Jammie Dodgers, Viscounts and Wagon Wheels will be on the menu at the ambassador’s reception after the baker behind some of Britain’s most popular biscuits was snapped up by the family that controls the Ferrero chocolate empire.
Burton’s Biscuits, which employs 2,000 people at six manufacturing sites in the UK, has been bought by a Belgian holding company controlled by Giovanni Ferrero, the Italian entrepreneur whose businesses include Kinder Surprise, Nutella and Ferrero Rocher hazelnut truffles.
The brand is famous for its television adverts showing pyramids of chocolates on silver trays served up at a mysterious ambassador’s party.
The British company is believed to have been sold for about £360m by the Ontario Teachers’ Pension Plan Board, an investment fund with extensive private equity interests, which has owned Burton’s since 2013. The baker, which can trace its roots back to the mid-1800s, includes the brandsJammie Dodgers, Wagon Wheels, Viscount, and Maryland Cookies. It was acquired by Ferrero’s Belgian holding company, called CTH.
The acquisition follows CTH’s buyout of Staffordshire-based Fox’s Biscuits for £246m in October last year and Ferrero’s £112m takeover of the British chocolatier Thornton’s in 2015. CTH also bought the Belgian luxury biscuit maker Delacre, in 2016, and Denmark’s Kelsen Group, while Ferrero bought a clutch of biscuit and snack brands from the US group Kellogg in 2019.
Last year, Giovanni Ferrero paid himself and his family a €642m (£542m) dividend from the parent group Ferrero International, which owns Nutella, Ferrero Rocher and Kinder Surprise, in one of Europe’s biggest-ever paydays.
The Burton’s deal, which requires regulatory approval, is set to finally bring about a long-rumoured merger between Burton’s Biscuits, based in St Albans, and its rival, Fox’s. The combined group will be the third largest biscuit maker in the UK, according to analysts at Euromonitor, behind Pladis, the owner of McVitie’s, and now almost level with Mondelez, which owns Cadbury, Ritz and TUC.
Burton’s, which made sales of more than £275m in the last year, began when George Burton set up a bakery in Leek, Staffordshire. George’s grandson, Joseph, formed Burton’s Biscuits in 1935.
Today the group makes biscuits under licence for Cathedral City and Marmite as well as its own labels at factories in Blackpool, Dorset, Edinburgh, Livingston in West Lothian, Llantarnam, Wales, and the Isle of Arran.
In March, the company took on extra staff at its flagship site in Llantarnam saying it had seen “record demand” for its biscuits.
Ayisha Koyenikan, food and drink analyst at the research group Mintel, said Ferrero could use Burton’s as a launchpad for its Nutella brand biscuits in the UK. The biscuits launched in Italy in 2019. “Nutella biscuits have the potential to really shake up the landscape. Ferrero has recently doubled production to increase sales abroad, and so it remains to be seen if a UK launch would be facilitated with imported products or if one of the newly acquired UK factories would be adapted for domestic production,” she said.

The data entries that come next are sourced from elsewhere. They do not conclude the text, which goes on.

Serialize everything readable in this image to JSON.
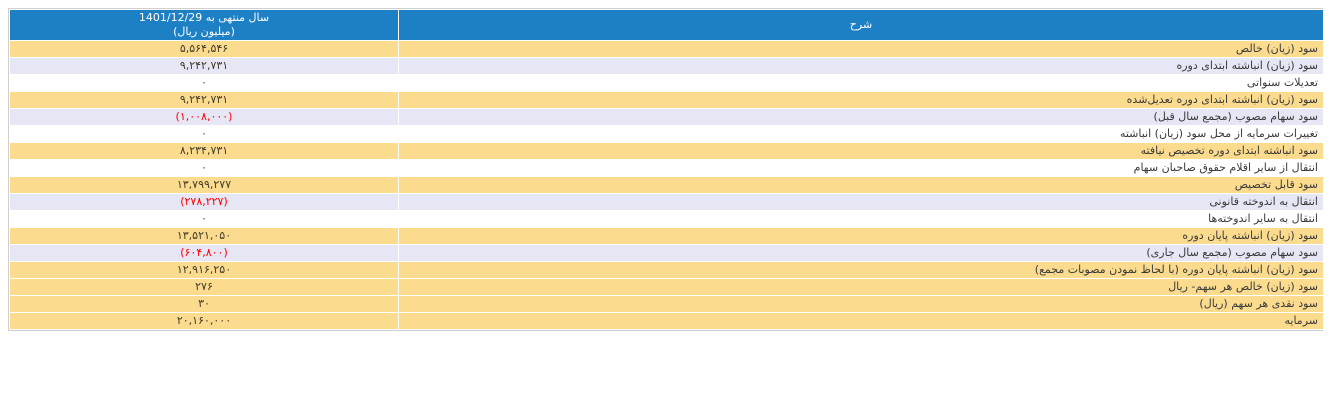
{
  "colors": {
    "header_bg": "#1e80c4",
    "header_text": "#ffffff",
    "row_wheat": "#fbdc8e",
    "row_lavender": "#e6e6f5",
    "row_white": "#ffffff",
    "label_text": "#3a3a3a",
    "value_text": "#443c2a",
    "negative_text": "#ff0000"
  },
  "table": {
    "header": {
      "period_line1": "سال منتهی به 1401/12/29",
      "period_line2": "(میلیون ریال)",
      "description": "شرح"
    },
    "rows": [
      {
        "label": "سود (زیان) خالص",
        "value": "۵,۵۶۴,۵۴۶",
        "style": "wheat",
        "negative": false
      },
      {
        "label": "سود (زیان) انباشته ابتدای دوره",
        "value": "۹,۲۴۲,۷۳۱",
        "style": "lavender",
        "negative": false
      },
      {
        "label": "تعدیلات سنواتی",
        "value": "۰",
        "style": "white",
        "negative": false
      },
      {
        "label": "سود (زیان) انباشته ابتدای دوره تعدیل‌شده",
        "value": "۹,۲۴۲,۷۳۱",
        "style": "wheat",
        "negative": false
      },
      {
        "label": "سود سهام مصوب (مجمع سال قبل)",
        "value": "(۱,۰۰۸,۰۰۰)",
        "style": "lavender",
        "negative": true
      },
      {
        "label": "تغییرات سرمایه از محل سود (زیان) انباشته",
        "value": "۰",
        "style": "white",
        "negative": false
      },
      {
        "label": "سود انباشته ابتدای دوره تخصیص نیافته",
        "value": "۸,۲۳۴,۷۳۱",
        "style": "wheat",
        "negative": false
      },
      {
        "label": "انتقال از سایر اقلام حقوق صاحبان سهام",
        "value": "۰",
        "style": "white",
        "negative": false
      },
      {
        "label": "سود قابل تخصیص",
        "value": "۱۳,۷۹۹,۲۷۷",
        "style": "wheat",
        "negative": false
      },
      {
        "label": "انتقال به اندوخته قانونی",
        "value": "(۲۷۸,۲۲۷)",
        "style": "lavender",
        "negative": true
      },
      {
        "label": "انتقال به سایر اندوخته‌ها",
        "value": "۰",
        "style": "white",
        "negative": false
      },
      {
        "label": "سود (زیان) انباشته پایان دوره",
        "value": "۱۳,۵۲۱,۰۵۰",
        "style": "wheat",
        "negative": false
      },
      {
        "label": "سود سهام مصوب (مجمع سال جاری)",
        "value": "(۶۰۴,۸۰۰)",
        "style": "lavender",
        "negative": true
      },
      {
        "label": "سود (زیان) انباشته پایان دوره (با لحاظ نمودن مصوبات مجمع)",
        "value": "۱۲,۹۱۶,۲۵۰",
        "style": "wheat",
        "negative": false
      },
      {
        "label": "سود (زیان) خالص هر سهم- ریال",
        "value": "۲۷۶",
        "style": "wheat",
        "negative": false
      },
      {
        "label": "سود نقدی هر سهم (ریال)",
        "value": "۳۰",
        "style": "wheat",
        "negative": false
      },
      {
        "label": "سرمایه",
        "value": "۲۰,۱۶۰,۰۰۰",
        "style": "wheat",
        "negative": false
      }
    ]
  }
}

However, the merger will raise fears of consolidation with Fox’s facilities in Batley in Yorkshire, and Kirkham in Lancashire.
Ferrero recently permanently closed Thornton’s remaining 61 high-street stores with the loss of 600 jobs. When Ferrero bought the loss-making business in 2015 it had 242 stores in Britain and Ireland.
Foreign takeovers of UK snack companies have been a thorny issue since the acquisition of the UK chocolate maker Cadbury by the US cheese slice group Kraft in 2010. The American company promised there would be no compulsory redundancies in manufacturing for two years – but a year later said 200 jobs would have to go. Kraft subsequently spun off its snacks business – which included Cadbury – into a new business called Mondelez International.
A spokesperson for Ferrero said: “There are no plans to change staffing levels at this point. Our primary intention is to invest in the acquired business, capitalise on exciting new growth opportunities for Burton’s Biscuits and make the integration process as seamless as possible, and this only after all regulatory approvals are obtained.”
Nick Jansa, at the Ontario Teachers’ Pension Plan Board, which has owned Burton’s since 2013, said: “Today, and in future as part of the Ferrero family, the company is well positioned for success, with its iconic brands, strong retail relationships and high-quality manufacturing operation.”